WEST POINT, N.Y. — A West Point cadet was acquitted Saturday of sexually assaulting a fellow cadet he was dating.

A panel of five Army officers reached a not-guilty verdict in the military trial of Cadet Lukas M. Saul.

The 23-year-old Saul had been charged with violations under the Uniform Code of Military Justice involving inappropriate contact with a cadet without her consent three times in 2012.

Testifying during the three-day court-martial trial, the accuser, now an officer, described three times when she said Saul forced himself on her, both on and off West Point grounds. She said that the first time, in the basement at her parents' home, he would not stop having oral sex with her despite her pleas of, "Stop, Luke! Stop, stop!"

Maj.
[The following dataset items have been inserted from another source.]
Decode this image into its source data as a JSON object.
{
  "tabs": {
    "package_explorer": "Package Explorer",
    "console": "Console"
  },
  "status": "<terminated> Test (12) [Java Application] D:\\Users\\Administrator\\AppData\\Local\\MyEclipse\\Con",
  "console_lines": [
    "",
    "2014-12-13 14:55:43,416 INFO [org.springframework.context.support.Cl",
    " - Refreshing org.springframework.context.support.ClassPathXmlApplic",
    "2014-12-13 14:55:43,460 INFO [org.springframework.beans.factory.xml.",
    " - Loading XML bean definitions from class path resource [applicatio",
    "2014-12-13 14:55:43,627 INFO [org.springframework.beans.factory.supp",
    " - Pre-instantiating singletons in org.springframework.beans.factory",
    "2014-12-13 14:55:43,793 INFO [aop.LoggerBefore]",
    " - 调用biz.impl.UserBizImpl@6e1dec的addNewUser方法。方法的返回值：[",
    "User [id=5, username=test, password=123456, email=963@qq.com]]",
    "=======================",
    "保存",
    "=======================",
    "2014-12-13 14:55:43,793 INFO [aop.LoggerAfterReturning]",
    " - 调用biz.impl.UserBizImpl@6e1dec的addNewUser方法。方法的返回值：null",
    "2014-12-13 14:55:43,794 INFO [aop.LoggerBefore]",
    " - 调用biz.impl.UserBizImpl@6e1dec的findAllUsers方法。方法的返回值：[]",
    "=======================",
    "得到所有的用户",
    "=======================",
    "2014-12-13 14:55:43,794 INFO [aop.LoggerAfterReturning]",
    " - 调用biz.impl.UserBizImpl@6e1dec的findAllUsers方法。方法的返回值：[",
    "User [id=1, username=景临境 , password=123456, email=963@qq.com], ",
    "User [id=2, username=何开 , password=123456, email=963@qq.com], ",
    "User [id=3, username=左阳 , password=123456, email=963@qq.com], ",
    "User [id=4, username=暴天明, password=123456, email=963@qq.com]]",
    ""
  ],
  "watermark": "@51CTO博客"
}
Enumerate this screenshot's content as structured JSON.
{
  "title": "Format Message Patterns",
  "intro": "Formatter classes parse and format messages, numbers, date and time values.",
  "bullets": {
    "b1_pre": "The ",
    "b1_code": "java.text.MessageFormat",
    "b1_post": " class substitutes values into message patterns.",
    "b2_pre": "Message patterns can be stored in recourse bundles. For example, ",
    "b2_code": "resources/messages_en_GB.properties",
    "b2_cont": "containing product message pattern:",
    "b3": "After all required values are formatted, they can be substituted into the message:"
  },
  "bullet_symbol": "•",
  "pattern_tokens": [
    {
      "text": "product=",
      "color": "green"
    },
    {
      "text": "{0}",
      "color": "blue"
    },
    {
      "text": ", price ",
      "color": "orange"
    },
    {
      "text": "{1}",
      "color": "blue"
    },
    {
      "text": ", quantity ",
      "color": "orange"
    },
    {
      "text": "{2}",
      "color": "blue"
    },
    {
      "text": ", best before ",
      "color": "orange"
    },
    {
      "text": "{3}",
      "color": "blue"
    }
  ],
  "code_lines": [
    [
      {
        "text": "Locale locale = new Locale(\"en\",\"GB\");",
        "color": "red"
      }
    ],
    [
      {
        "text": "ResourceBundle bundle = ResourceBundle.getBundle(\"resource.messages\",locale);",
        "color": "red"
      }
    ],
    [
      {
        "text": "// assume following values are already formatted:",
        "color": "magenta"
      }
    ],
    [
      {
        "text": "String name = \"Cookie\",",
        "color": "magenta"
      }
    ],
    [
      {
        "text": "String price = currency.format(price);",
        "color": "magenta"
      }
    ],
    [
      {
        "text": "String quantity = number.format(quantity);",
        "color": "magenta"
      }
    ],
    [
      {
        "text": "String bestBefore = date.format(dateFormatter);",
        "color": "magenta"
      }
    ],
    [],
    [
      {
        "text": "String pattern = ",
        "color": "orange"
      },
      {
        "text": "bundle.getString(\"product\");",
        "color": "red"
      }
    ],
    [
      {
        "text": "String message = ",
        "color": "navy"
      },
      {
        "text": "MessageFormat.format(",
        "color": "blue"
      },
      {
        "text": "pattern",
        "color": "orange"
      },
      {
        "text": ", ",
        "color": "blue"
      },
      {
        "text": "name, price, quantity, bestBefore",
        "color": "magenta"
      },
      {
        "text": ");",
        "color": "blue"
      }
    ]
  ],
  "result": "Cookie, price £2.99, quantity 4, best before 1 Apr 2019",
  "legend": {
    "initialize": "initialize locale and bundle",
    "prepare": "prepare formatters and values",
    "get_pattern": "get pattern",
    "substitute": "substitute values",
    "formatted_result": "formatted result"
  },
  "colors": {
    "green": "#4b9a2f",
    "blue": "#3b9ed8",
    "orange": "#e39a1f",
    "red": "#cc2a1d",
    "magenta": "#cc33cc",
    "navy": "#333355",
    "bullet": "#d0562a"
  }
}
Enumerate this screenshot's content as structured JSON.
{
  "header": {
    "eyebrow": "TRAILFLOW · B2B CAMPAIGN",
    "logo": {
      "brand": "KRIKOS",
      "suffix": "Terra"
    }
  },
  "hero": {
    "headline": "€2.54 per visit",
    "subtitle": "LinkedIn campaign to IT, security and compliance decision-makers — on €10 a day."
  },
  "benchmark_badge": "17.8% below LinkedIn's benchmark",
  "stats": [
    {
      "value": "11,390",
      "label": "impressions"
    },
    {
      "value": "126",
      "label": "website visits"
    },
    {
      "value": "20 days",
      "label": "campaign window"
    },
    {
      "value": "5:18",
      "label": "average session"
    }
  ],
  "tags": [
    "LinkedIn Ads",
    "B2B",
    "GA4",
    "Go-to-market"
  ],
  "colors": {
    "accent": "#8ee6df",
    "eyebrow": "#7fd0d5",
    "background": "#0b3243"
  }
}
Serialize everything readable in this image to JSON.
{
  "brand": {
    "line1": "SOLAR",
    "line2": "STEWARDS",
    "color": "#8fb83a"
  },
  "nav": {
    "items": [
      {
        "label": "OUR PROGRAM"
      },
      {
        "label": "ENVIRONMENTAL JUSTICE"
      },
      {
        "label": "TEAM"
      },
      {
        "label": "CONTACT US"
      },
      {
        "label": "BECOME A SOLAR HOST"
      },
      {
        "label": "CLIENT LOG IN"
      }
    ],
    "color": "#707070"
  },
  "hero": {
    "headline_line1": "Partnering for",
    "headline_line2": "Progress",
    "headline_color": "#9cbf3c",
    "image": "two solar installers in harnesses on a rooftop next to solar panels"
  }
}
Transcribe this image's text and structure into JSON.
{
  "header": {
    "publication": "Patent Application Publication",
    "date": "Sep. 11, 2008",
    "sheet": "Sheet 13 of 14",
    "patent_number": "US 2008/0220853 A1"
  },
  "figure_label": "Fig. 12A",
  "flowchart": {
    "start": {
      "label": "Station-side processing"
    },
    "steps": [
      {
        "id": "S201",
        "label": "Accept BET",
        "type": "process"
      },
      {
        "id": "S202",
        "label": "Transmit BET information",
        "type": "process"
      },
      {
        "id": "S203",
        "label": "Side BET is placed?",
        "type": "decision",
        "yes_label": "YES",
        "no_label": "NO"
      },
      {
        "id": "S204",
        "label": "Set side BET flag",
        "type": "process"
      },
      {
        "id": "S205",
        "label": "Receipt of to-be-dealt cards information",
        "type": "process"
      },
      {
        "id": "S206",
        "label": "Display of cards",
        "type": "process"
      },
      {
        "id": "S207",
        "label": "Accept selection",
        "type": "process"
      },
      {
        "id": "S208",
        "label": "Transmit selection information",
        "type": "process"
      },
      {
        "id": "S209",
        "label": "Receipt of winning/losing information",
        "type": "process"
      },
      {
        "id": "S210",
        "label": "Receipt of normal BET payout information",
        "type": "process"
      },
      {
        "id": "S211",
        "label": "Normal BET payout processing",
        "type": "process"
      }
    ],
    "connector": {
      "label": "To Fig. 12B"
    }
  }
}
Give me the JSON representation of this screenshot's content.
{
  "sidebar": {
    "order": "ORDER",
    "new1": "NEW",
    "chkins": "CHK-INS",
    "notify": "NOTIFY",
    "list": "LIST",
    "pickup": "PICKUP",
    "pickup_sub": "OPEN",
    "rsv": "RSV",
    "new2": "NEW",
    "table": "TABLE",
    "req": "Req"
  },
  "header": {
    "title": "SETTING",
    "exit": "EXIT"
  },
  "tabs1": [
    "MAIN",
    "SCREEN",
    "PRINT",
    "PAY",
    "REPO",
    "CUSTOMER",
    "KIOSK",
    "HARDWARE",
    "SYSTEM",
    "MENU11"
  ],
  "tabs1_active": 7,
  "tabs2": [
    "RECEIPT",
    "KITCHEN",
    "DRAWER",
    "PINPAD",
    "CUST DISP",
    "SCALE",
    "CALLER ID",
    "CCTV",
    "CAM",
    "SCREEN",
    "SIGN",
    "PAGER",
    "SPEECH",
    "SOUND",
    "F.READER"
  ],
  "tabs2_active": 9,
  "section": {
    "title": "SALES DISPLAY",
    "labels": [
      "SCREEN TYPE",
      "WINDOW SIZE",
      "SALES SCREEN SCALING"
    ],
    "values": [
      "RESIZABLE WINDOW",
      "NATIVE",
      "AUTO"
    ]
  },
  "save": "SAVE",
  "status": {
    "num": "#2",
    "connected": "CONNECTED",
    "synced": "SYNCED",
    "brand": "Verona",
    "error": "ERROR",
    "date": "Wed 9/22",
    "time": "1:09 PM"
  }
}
Jenny Schlack, for the prosecution, described Saul as a Jekyll-and-Hyde type with a darker side he showed behind closed doors.

But defense lawyer Gil Spencer said the pair had consensual sex over the 17 months they dated after meeting during their plebe year.

Spencer said what happened between them was "a typical teenage thing."

Saul, of Ithaca, didn't graduate with his class last year and has been on administrative leave since August.

The accuser is now an Army second lieutenant.

The charges against Saul carried a maximum punishment of dismissal from the Army, forfeiture of pay and confinement for life.